The manufacturing sector has suffered benign neglect from governments of all persuasions from the 1960s and particularly from the 1980s onwards. The manufacturing sector has been allowed to decline based on the argument that markets know best and that the economy can be built on services. Manufacturing has been left to decline, whereas in the USA and Germany it has been supported. For some, the “invisible hand” of the market, will solve all economic problems – a phrase used only once by Adam Smith in “The Wealth of Nations”. Markets rely on help from government to help them work more efficiently and become more effective – the role of the State is to support markets. If we just rely on ‘market forces’, the result is an unbalanced and weak economy.
In the UK, there are sectoral imbalances: we have seen a focus on the financial services and the relative decline of manufacturing.
Look, manufacturing as a percentage of the UK economy is almost dead on manufacturing as a percentage of OECD economies. It\’s actually higher than the portion in France.

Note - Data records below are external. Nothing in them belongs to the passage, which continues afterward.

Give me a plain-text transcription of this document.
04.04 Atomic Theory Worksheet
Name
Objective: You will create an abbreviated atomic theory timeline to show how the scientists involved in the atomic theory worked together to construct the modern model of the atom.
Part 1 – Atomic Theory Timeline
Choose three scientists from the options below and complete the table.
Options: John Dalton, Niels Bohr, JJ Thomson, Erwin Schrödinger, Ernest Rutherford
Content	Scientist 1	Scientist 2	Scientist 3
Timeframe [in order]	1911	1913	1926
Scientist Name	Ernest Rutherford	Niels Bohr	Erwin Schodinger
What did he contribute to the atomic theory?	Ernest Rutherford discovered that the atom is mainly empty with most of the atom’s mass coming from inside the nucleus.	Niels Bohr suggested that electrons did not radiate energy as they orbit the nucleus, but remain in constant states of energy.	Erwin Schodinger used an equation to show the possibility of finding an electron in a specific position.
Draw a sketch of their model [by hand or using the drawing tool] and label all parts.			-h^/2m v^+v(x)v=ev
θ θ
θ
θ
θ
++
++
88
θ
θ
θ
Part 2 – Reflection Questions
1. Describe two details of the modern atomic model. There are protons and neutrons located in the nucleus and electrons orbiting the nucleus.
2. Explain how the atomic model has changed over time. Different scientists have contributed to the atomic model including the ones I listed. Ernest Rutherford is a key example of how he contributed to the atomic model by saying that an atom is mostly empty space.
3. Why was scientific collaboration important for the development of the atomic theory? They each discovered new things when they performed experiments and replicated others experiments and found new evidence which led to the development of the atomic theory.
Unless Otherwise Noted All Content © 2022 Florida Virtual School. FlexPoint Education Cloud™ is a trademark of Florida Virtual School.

Manufacturing is falling, has been falling for decades, as a portion of the global economy. Manufacturing has been falling as a percentage of the German and US economies for decades too.
This whingeing is about as useful as complaining that agriculture has gone from 80% to 2% of most modern economies. It\’s just being gargantuanly ignorant of the fact that there\’s only so many things we want that we can drop on our feet before we would prefer to have services to consume rather than more things.
ASnd if the people at Cambridge are teaching this tossery then it\’s no wonder we\’re fucked, is it?